Macroeconomic and monetary policy. Federal Reserve Chairman Powell and several officials will speak intensively (April 17), from which the market will interpret signals regarding the interest rate path. If the remarks are hawkish, it may suppress risk asset preferences; conversely, if they suggest rate cuts or delays in tapering, it may drive demand for Bitcoin as an "anti-stagflation asset." Recent analysts have pointed out that if the U.S. Treasury market becomes chaotic due to tariff policies (such as those implemented on April 2), it may prompt funds to shift towards Bitcoin.
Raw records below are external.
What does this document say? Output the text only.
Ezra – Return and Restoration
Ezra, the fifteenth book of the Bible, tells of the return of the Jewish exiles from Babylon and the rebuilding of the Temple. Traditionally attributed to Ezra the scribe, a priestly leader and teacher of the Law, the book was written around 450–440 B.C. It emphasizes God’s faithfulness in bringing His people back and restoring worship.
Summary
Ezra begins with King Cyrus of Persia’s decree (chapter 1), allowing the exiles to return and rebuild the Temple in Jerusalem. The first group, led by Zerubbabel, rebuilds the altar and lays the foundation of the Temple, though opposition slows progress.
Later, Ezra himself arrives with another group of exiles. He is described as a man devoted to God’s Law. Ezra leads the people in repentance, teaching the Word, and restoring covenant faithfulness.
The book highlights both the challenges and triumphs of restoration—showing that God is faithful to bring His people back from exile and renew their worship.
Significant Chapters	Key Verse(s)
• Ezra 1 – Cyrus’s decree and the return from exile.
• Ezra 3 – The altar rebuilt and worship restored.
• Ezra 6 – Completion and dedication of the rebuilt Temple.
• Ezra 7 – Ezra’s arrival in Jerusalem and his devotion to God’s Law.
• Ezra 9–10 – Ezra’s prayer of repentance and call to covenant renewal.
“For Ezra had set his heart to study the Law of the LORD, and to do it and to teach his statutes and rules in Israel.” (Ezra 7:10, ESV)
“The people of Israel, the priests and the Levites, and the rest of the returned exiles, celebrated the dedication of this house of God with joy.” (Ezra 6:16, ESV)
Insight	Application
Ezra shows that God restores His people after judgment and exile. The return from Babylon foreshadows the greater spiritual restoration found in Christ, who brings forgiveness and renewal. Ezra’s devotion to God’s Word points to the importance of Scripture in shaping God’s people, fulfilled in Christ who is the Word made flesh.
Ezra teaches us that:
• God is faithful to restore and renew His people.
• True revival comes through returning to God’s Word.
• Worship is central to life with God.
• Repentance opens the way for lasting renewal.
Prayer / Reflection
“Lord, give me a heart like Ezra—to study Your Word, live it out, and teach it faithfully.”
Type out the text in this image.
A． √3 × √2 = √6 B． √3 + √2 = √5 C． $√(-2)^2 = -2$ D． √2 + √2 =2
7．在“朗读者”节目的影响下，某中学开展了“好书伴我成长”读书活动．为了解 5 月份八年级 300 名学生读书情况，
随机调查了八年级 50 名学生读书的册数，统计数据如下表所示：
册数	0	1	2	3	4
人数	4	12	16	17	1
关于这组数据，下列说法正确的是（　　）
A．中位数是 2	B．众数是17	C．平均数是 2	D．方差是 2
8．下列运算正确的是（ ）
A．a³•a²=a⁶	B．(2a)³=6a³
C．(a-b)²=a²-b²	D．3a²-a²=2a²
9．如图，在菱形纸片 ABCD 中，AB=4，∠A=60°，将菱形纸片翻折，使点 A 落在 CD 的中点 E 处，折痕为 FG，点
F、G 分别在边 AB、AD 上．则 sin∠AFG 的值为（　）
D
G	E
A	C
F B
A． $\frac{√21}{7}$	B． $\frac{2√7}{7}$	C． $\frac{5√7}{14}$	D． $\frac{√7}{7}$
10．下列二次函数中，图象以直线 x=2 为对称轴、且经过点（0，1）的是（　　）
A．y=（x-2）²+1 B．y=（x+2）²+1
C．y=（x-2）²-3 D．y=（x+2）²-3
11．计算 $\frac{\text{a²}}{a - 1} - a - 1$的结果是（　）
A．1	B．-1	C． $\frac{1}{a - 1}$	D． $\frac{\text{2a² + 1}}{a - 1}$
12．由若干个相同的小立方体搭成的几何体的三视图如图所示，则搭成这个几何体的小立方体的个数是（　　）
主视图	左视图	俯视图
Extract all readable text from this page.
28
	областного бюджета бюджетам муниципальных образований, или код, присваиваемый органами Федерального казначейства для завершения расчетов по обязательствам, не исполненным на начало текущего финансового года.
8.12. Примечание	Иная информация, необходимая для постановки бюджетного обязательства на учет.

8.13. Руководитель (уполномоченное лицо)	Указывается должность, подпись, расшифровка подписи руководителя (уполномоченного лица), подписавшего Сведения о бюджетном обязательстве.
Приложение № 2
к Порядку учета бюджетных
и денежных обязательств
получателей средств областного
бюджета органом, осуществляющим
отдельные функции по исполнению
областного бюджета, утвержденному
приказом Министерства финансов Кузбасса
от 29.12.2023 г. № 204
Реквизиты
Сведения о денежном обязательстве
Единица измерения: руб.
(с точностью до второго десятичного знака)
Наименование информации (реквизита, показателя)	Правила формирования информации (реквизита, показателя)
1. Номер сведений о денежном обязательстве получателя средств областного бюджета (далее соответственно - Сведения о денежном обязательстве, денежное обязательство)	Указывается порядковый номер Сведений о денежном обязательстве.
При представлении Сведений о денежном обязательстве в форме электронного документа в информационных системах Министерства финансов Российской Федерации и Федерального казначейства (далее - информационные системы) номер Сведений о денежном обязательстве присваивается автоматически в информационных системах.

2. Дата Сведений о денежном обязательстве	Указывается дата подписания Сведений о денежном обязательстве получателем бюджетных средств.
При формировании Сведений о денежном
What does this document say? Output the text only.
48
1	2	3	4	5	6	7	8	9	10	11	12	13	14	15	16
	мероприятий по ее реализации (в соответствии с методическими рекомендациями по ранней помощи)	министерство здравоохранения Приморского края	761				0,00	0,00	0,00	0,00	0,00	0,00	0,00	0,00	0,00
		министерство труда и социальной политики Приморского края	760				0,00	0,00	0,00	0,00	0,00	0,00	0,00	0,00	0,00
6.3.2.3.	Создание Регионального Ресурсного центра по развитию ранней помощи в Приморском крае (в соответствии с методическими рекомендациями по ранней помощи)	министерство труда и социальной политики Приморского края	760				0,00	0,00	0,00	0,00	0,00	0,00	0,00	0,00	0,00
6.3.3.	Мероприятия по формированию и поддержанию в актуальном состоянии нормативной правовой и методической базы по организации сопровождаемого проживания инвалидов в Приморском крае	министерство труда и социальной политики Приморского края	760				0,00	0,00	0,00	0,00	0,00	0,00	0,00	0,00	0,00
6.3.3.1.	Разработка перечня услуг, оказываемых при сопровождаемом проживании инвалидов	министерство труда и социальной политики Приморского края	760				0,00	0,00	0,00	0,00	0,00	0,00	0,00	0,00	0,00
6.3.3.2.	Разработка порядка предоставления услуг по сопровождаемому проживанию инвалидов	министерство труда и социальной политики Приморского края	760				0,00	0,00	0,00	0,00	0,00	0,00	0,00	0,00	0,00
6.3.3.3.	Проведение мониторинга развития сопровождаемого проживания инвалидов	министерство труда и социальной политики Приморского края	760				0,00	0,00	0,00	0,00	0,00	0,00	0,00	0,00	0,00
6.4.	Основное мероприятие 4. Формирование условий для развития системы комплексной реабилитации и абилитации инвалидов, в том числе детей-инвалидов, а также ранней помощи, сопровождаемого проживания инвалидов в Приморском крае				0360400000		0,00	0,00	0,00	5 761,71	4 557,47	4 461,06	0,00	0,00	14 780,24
Furthermore, the U.S. tax deadline (April 15) may lead to a short-term selling wave, but historical data shows that such impacts are often temporary.
Narrative-driven and technical ecology. The release of the documentary "Vitalik: The Story of Ethereum" (April 15) will strengthen consensus within the Ethereum community, and combined with the Shardeum mainnet launch, it may boost the Layer 2 ecosystem's popularity. Recently, after Bitcoin broke through $85,000, market sentiment has turned optimistic; if the Ethereum ecosystem also gains momentum, it may create a "dual mainline" rotation pattern.
This week, the crypto market is expected to exhibit high volatility, with policy benefits (such as Trump's cooperation) and technological advancements providing support, but token unlocks, regulatory events, and macro uncertainties may trigger short-term pullbacks. In the medium to long term, if the Trump administration's crypto strategy continues to be implemented, it may inject institutional dividends into the market, while Federal Reserve policies and tariff effects remain key variables. Investors need to pay attention to whether Bitcoin can hold the critical level of $85,000 and how the market reacts after the TRUMP token unlock.